Fri 20 May 2022:
According to her office, the UN human rights chief will begin her long-awaited journey to China on Monday, including a stop in the Xinjiang province, where authorities are accused of grave human rights breaches.
Michelle Bachelet will visit China’s far-western Xinjiang region next week, after years of asking “meaningful and unfettered” access.
The UN High Commissioner for Human Rights “begins a six-day official mission to China on Monday, at the invitation of the government,” according to a statement released by her office on Friday.
It is the first trip to China by a UN rights chief since 2005 and Bachelet will meet “a number of high-level officials at the national and local levels”.
“The high commissioner will also meet with civil society organisations, business representatives, academics, and deliver a lecture to students at Guangzhou University,” the statement added.
An advance team was sent to China several weeks ago to prepare the visit, and has completed a lengthy quarantine in the country, currently in the grip of fresh Covid outbreaks.
Bachelet is not going to Beijing because of Covid restrictions, according to her office. She will not need to quarantine.
She will, however, visit Kashgar and Urumqi in Xinjiang, according to the report.
She will end the mission on May 28 with a press conference and a statement at an undisclosed location.
Bachelet has been urged to visit Xinjiang and share her office’s findings on the situation there for a long time.

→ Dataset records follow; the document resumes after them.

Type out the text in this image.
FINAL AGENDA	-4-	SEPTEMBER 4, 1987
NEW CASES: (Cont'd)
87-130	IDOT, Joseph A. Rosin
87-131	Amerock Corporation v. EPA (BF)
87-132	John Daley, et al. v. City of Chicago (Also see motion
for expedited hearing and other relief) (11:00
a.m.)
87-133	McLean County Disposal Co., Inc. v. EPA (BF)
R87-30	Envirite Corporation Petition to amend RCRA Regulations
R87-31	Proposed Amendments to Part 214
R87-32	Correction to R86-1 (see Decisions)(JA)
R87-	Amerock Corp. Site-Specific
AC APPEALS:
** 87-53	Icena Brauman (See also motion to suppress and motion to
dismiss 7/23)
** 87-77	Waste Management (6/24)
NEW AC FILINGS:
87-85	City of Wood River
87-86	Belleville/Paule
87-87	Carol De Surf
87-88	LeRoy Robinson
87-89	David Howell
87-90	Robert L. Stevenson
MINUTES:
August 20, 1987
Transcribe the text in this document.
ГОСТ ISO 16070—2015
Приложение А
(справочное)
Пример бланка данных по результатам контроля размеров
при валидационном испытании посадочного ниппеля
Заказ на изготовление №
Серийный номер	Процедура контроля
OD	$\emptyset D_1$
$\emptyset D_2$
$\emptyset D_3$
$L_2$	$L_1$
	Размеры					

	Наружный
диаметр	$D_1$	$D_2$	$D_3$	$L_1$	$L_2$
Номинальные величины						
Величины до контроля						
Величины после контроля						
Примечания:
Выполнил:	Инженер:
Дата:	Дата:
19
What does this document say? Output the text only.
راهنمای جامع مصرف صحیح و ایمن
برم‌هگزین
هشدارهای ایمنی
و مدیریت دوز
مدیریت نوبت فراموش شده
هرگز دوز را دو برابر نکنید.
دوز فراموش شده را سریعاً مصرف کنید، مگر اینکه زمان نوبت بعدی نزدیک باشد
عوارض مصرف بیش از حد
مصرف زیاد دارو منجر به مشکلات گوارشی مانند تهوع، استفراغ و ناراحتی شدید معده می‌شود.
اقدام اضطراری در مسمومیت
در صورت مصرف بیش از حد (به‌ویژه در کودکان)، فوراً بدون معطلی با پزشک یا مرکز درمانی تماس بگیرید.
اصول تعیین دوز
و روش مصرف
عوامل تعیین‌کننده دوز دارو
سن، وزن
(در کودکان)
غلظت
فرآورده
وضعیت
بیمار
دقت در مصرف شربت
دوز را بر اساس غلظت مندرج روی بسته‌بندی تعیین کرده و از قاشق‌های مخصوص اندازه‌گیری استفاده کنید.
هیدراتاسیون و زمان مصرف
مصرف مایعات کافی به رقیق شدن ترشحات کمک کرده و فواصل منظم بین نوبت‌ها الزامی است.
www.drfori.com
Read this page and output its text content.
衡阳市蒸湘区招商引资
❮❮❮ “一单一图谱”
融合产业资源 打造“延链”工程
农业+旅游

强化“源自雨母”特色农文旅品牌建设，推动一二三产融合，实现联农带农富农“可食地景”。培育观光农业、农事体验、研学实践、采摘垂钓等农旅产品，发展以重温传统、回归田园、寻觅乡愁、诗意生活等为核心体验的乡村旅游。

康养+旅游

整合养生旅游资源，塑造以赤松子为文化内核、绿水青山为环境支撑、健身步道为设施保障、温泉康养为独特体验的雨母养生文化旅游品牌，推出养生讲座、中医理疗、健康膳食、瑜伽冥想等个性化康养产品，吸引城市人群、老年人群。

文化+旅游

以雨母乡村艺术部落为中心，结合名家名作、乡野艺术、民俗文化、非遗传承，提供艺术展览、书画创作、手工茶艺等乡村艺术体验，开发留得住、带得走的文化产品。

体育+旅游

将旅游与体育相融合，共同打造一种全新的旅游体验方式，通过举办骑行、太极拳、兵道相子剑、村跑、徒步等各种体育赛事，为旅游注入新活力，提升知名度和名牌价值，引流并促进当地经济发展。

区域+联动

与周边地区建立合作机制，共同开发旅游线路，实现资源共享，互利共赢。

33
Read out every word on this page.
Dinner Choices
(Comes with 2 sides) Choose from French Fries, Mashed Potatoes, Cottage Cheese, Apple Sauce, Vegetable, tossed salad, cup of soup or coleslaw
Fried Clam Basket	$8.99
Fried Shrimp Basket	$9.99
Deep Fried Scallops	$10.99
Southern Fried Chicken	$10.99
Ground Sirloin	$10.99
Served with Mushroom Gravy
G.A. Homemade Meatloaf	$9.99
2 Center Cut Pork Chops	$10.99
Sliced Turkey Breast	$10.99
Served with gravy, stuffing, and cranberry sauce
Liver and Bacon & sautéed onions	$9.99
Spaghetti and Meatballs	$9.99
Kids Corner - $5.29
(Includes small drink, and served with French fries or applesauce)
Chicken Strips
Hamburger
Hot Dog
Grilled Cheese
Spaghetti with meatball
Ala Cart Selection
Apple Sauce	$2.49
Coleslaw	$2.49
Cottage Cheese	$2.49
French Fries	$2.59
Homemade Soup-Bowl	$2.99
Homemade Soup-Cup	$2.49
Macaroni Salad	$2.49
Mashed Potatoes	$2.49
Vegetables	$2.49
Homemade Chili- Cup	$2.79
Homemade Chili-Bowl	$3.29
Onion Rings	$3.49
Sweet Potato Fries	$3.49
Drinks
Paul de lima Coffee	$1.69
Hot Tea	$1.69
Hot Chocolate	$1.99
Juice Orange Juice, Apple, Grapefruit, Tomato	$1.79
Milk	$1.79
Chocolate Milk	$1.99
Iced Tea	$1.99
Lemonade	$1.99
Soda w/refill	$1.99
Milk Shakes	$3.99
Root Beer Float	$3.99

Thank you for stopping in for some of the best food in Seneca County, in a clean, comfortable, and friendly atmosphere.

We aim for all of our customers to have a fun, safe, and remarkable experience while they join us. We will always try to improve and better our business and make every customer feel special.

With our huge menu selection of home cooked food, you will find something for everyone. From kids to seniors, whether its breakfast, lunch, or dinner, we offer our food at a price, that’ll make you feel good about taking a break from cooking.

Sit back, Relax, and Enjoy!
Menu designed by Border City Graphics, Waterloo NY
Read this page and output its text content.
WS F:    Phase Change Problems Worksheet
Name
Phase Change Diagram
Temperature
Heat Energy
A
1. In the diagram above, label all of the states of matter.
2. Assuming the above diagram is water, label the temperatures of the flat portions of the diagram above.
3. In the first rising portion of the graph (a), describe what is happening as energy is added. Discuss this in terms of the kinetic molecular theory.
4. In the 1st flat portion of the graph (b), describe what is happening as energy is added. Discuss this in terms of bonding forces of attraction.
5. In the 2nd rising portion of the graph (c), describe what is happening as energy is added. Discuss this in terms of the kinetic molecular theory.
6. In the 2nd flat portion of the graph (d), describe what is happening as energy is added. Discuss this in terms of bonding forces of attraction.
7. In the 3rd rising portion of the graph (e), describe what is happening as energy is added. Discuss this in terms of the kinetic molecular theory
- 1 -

China’s treatment of the Uyghur minority in Xinjiang has been labeled “genocide” by the US government and lawmakers in a number of other Western countries, an accusation Beijing firmly denies.
Rights groups say at least one million mostly Muslim minorities have been incarcerated in “re-education camps” in the region, and face widespread abuses, including forced sterilisation and forced labour.
China claims to be operating vocational training centers in the region to combat extremism.
The UN Human Rights Office said in March that an agreement had been reached on arranging a visit, but it is still unclear when Bachelet’s team will issue its long-awaited assessment on the situation.
Rights groups, diplomats, and others have expressed fear that Beijing will use her visit to manipulate her, and have increased calls for the report’s release.
However, a spokesperson for Bachelet indicated Tuesday that it would not be made public until after her travel, and that there was no clear timeline for doing so.